Dengan demikian, yang harus didorong adalah bagaimana PTAI dengan program Pascasarjana itu terus berburu untuk mengembangkan dialog atau integrasi antara ilmu agama dan ilmu “umum” dimaksud. Kita jangan bersaing dengan perguruan tinggi umum untuk mengembangkan ilmu politik dengan pendekatan science politik atau ilmu sosial dengan pendekatan science social atau juga sain dan teknlogi dengan pendekatan sience dan teknologi, akan tetapi yang kita lakukan adalah bagaimana mendialogkan hal-hal di atas.

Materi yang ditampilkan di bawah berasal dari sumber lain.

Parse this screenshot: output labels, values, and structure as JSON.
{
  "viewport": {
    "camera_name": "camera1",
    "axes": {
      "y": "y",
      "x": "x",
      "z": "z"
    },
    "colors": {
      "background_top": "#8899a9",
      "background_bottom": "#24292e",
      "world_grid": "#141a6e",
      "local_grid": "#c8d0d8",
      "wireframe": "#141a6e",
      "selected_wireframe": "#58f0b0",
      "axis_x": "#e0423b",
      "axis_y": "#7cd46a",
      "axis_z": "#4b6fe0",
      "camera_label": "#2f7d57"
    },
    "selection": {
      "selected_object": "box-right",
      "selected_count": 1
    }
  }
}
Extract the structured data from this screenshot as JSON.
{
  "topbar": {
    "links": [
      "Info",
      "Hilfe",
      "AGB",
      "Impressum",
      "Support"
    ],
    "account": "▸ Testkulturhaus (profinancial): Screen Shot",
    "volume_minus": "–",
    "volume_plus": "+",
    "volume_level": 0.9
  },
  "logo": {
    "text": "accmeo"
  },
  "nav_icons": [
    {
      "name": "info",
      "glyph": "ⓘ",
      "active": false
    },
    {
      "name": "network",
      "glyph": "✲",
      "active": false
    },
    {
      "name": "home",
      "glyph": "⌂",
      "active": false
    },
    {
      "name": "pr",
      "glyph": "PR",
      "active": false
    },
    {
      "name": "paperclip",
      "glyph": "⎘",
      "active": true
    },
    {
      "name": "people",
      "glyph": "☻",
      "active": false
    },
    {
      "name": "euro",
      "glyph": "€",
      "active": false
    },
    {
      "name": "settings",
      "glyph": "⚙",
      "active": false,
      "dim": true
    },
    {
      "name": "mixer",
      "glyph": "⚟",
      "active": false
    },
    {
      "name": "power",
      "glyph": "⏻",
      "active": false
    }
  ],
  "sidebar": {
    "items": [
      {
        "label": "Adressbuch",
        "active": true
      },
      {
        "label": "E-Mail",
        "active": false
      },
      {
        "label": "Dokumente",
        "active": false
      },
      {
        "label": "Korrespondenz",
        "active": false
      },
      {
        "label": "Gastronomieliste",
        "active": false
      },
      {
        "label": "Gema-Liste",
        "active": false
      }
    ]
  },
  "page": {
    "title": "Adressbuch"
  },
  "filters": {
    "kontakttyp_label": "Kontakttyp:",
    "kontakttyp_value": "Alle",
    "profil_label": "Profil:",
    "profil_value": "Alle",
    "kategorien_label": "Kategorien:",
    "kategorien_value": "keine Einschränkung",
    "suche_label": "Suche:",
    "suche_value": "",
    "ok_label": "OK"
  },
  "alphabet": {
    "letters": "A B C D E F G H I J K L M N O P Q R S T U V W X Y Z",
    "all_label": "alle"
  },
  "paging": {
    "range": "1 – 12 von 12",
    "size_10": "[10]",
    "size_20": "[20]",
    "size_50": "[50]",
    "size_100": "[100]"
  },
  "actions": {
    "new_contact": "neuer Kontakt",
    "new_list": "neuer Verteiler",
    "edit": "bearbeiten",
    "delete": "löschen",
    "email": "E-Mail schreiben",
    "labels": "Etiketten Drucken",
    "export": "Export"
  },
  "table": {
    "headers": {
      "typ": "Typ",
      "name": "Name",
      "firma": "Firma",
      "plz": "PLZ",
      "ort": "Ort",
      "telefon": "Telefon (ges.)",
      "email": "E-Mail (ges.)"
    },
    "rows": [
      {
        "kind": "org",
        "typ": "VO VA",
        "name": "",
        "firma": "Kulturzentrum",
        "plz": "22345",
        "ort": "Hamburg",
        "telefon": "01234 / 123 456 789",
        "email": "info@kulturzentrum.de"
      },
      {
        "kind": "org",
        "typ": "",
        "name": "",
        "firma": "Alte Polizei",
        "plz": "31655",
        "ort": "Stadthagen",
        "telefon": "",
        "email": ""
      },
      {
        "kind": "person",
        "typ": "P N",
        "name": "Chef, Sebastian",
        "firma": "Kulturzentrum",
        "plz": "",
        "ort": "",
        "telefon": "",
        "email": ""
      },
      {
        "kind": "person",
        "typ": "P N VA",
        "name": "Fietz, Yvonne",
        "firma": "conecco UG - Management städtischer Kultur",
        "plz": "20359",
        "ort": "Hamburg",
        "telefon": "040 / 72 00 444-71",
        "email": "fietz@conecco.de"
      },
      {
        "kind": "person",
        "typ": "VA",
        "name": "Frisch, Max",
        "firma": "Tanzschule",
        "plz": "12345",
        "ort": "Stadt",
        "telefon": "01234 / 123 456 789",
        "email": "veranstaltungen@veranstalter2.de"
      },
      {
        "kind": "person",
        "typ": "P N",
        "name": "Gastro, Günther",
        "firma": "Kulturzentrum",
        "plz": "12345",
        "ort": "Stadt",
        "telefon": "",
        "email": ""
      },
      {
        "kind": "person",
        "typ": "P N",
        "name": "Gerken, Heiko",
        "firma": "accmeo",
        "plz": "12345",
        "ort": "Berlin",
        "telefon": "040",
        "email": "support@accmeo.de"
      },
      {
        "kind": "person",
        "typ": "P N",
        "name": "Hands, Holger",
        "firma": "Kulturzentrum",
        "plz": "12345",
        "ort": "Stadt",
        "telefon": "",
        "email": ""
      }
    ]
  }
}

Dalam pandangan saya, bahwa dialog atau bahkan integrasi bukan suatu hal yang mustahil. Hal ini merupakan keniscayaan. Sudah ada banyak contoh bagaimana mempersandingkan antara ilmu agama dengan ilmu sosial. Ada banyak disertasi dengan menggabungkan antara dua rumpun ilmu ini. Dan sering cara atau metodologi yang digunakan adalah dengan menjadikan satu rumpun ilmu sebagai sasaran kajian dan lainnya menjadi pendekatannya. Di UIN Sunan Ampel, UIN Sunan Kalijaga, UIN Syarif Hidayatullah dan sebagainya, kecenderungan ini sudah menjadi realitas empiris. Gairah untuk mengembangkan integrasi ilmu bukan lagi wacana akan tetapi sudah menjadi kenyataan yang tidak bisa diabaikan.
Kita merasa bangga bahwa cita-cita untuk mengembangkan ilmu keislaman integrative sudah menjadi bagian dari mindset para pengelola pendidikan tinggi Islam. Saya yakin bahwa ke depan tentunya akan semakin kuat gerakan Intregasi ilmu ini mewarnai lembaga pendidikan tinggi Islam. Rasanya, tidak sia-sia Ismail Raqi Al Faruqi dan Istrinya, Lamya Al faruqi, yang sekian tahun lalu meneriakkan pentingnya Islamisasi ilmu di Amerika Serikat, sehingga beliau berdua harus menjadi syahid atas pikirannya ini.
Pengembangan integrasi ilmu tentunya harus terus didengungkan di seluruh PTAI kita agar ke depan dapat menjadi arus utama dalam percaturan akademik di dunia internasional. Saya kira kalau seluruh komponen di PTAI berpikir dan berbuat dengan sungguh-sungguh, maka masa depan pengembangan dan kiblat ilmu pengetahuan pastilah akan didapati di Indonesia.
Ke depan kita ingin mengambil alih sumber pengetahuan bukan lagi di Barat atau Timur Tengah, akan tetapi sumber ilmu pengetahuan adalah di Indonesia. Ini merupakan gagasan atau bahkan mimpi, akan tetapi sebagaimana yang sering diungkapkan oleh banyak orang bahwa mimpi adalah cita-cita. Kalau kita ingin maju maka harus ada cita-citanya. Jadilah manusia yang kakinya menginjak di bumi tetapi pikirannya menjangkau langit.
Oleh karena itu, saya sungguh berharap agar para direktur pascasarjana bekerja secara serius untuk mengembangkan ilmu integrative ini. Caranya adalah dengan menyaring sumber mahasiswa, proses pembelajaran, hasil karya ilmiah dan penguasaan ilmu yang mantap, sehingga tujuan dan mimpi besar tersebut akan bisa direalisasikan.
Saya berkeyakinan bahwa gerakan integrasi ilmu di PTAI kita akan dapat mengantarkan lembaga pendidikan kita ke depan sebagai institusi yang dihargai dan berwibawa di dunia akademik internasional.